Direct Y2H assay in AH109 cotransformed with either empty pGBKT7 or ubiquitin and NleG7 or NleG8 derivatives. Cotransformants were plated on DDO and QDO plates to assess growth and protein–protein interactions, respectively. Full-length NleG7 and NleG8 interact with ubiquitin, whereas Nle7_P177K, NleG7-N, or NleG8-N did not bind ubiquitin. Image is representative of three independent repeats.

(A, B) MST measured for a titration of 61 nM–2 mM ubiquitin with 40 nM fluorescently labelled (A) StoD-N [1–101] and (B) StoD-C [134–233]. 20% LED power and 20% laser power and data from the combined thermophoresis and T-jump contributions were used. A representative example of a trace is shown where the normalized fluorescence signal is given relative to that predicted for the fully bound state.

(A, B) Overlay of ¹H, ¹⁵N-HSQC spectra of 100 μM ¹⁵N-labelled (A) StoD-N [1–101] and (B) StoD-C [134–233] before (black) and after (orange) addition of 100 μM human ubiquitin acquired in 20 mM Tris–HCl, pH 7.5, 150 mM NaCl, and 1 mM TCEP.

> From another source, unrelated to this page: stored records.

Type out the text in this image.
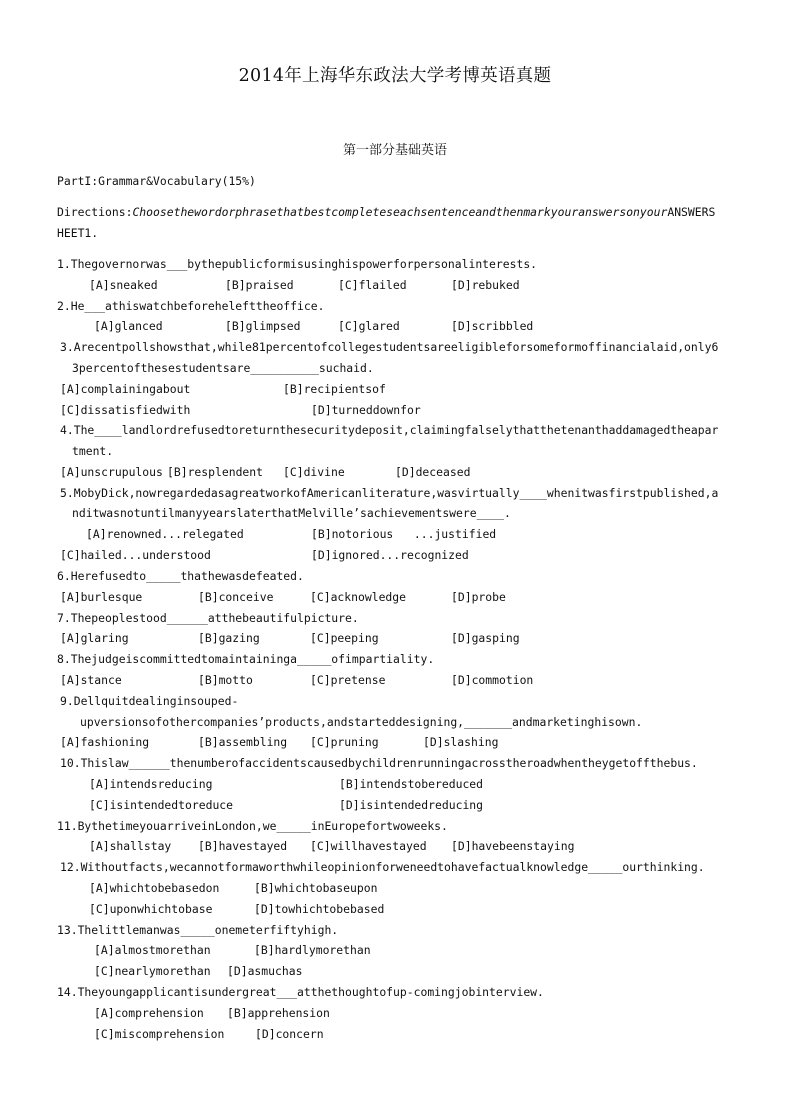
2014年上海华东政法大学考博英语真题
第一部分基础英语
PartI:Grammar&Vocabulary(15%)
Directions:ChoosethewordorphrasethatbestcompleteseachsentenceandthenmarkyouranswersonyourANSWERS
HEET1.
1.Thegovernorwas___bythepublicformisusinghispowerforpersonalinterests.
[A]sneaked	[B]praised	[C]flailed	[D]rebuked
2.He___athiswatchbeforehelefttheoffice.
[A]glanced	[B]glimpsed	[C]glared	[D]scribbled
3.Arecentpollshowsthat,while81percentofcollegestudentsareeligibleforsomeformoffinancialaid,only6
3percentofthesestudentsare__________suchaid.
[A]complainingabout	[B]recipientsof
[C]dissatisfiedwith	[D]turneddownfor
4.The____landlordrefusedtoreturnthesecuritydeposit,claimingfalselythatthetenanthaddamagedtheapar
tment.
[A]unscrupulous [B]resplendent [C]divine	[D]deceased
5.MobyDick,nowregardedasagreatworkofAmericanliterature,wasvirtually____whenitwasfirstpublished,a
nditwasnotuntilmanyyearslaterthatMelville’sachievementswere____.
[A]renowned...relegated	[B]notorious   ...justified
[C]hailed...understood	[D]ignored...recognized
6.Herefusedto_____thathewasdefeated.
[A]burlesque	[B]conceive	[C]acknowledge	[D]probe
7.Thepeoplestood______atthebeautifulpicture.
[A]glaring	[B]gazing	[C]peeping	[D]gasping
8.Thejudgeiscommittedtomaintaininga_____ofimpartiality.
[A]stance	[B]motto	[C]pretense	[D]commotion
9.Dellquitdealinginsouped-
upversionsofothercompanies’products,andstarteddesigning,_______andmarketinghisown.
[A]fashioning	[B]assembling [C]pruning	[D]slashing
10.Thislaw______thenumberofaccidentscausedbychildrenrunningacrosstheroadwhentheygetoffthebus.
[A]intendsreducing	[B]intendstobereduced
[C]isintendedtoreduce	[D]isintendedreducing
11.BythetimeyouarriveinLondon,we_____inEuropefortwoweeks.
[A]shallstay [B]havestayed [C]willhavestayed [D]havebeenstaying
12.Withoutfacts,wecannotformaworthwhileopinionforweneedtohavefactualknowledge_____ourthinking.
[A]whichtobebasedon	[B]whichtobaseupon
[C]uponwhichtobase	[D]towhichtobebased
13.Thelittlemanwas_____onemeterfiftyhigh.
[A]almostmorethan	[B]hardlymorethan
[C]nearlymorethan [D]asmuchas
14.Theyoungapplicantisundergreat___atthethoughtofup-comingjobinterview.
[A]comprehension [B]apprehension
[C]miscomprehension	[D]concern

(A) Model for the interaction between StoD-C (grey surface) and UBE2E1 (cyan cartoon) conjugated to human ubiquitin (orange cartoon), adopting the “closed” conformation observed in available E2–Ub/RING-E3 complex structures. The position of ubiquitin is extracted from the RNF4/UBE2D1–Ub crystal structure (4) (PDB ID 4AP4) after superimposition of UBE2D1 chain B (RMSD 0.82 Å over 150 residues) with UBE2E1 from the model in Fig 2C using Superpose (2). (B) Model for the interaction between StoD-C (grey surface) and UBE2E1 (cyan cartoon) conjugated to human ubiquitin, adopting “open” conformations of uncomplexed E2–Ub. The first position of ubiquitin (orange cartoon) is extracted from the UBE2D1–Ub crystal structure (5) (PDB ID 3UGB) after superimposition of UBE2D1 (RMSD 0.85 Å over 145 residues) with UBE2E1 from the model in Fig 2C using Superpose (2). The second ubiquitin (wheat cartoon) has been manually positioned to show that the conjugated ubiquitin cannot access the ubiquitin-binding surface of StoD-C. (A, B) In both (A) and (B), CSPs from titration of 100 μM ¹⁵N-StoD-C [134–233] with 100 μM ubiquitin (Figs 5D and S13B) are mapped onto the surface of StoD-C: peak disappearances due to line broadening are shown in red, peak shifts greater than 0.1 ppm are shown in orange, and those between 0.05 and 0.1 ppm are shown in yellow. The side chain of the catalytic cysteine of UBE2E1 is shown in magenta as spheres. (C) Overlay of ¹H, ¹⁵N-HSQC spectra of 100 μM ¹⁵N-labelled StoD-C [134–233] before (black) and after addition of 100 μM UBE2E1 (cyan), then after further addition of 100 μM human ubiquitin (orange), all acquired in 20 mM Tris–HCl, pH 7.5, 150 mM NaCl, and 1 mM TCEP. * denotes examples of characteristic CSPs for UBE2E1 (cyan; Fig S6A) and ubiquitin (orange; Fig S17B), which indicate that StoD-C can simultaneously interact with UBE2E1 and ubiquitin.

(A) ¹H, ¹⁵N-HSQC spectrum of ¹⁵N-labelled 100 μM human ubiquitin acquired in 20 mM Tris, pH 7.5, and 150 mM NaCl with backbone amide assignments for all non-proline residues shown. The zoomed inset corresponds to the region of the spectra indicated by the dashed box. Backbone ¹H and ¹⁵N assignments were obtained from BMRB entries 68 (6) and 2,573 (7), respectively. (B) Overlay of ¹H, ¹⁵N-HSQC spectra of 100 μM ¹⁵N-labelled ubiquitin before (black) and after addition of 100 μM UBE2E1 (cyan) acquired in 20 mM Tris–HCl, pH 7.5, 150 mM NaCl, and 1 mM TCEP.

(A–C) Overlay of ¹H, ¹⁵N-HSQC spectra of 100 μM ¹⁵N-labelled ubiquitin before (black) and after addition of 100 μM (A) StoD-N [1–101] (red), (B) StoD-C [134–233] (gold), or (C) StoD-FL [1–233] (purple) all acquired in 20 mM Tris–HCl, pH 7.5, 150 mM NaCl, and 1 mM TCEP.

(A) The sequence of StoD showing the StoD-N [1–101] (red) and StoD-C [134–233] (gold) constructs used for our structural studies. * denotes residues predicted to be disordered by the RONN algorithm (8) and are largely confined to the interdomain linker region. (B) Overlay of ¹H, ¹⁵N-HSQC spectra of 100 μM ¹⁵N-labelled StoD-FL [1–233] (black), ¹⁵N-labelled StoD-N [1–101] (red), and ¹⁵N-labelled StoD-C [134–233] (gold) all acquired in 20 mM Tris–HCl, pH 7.5, 150 mM NaCl, and 1 mM TCEP.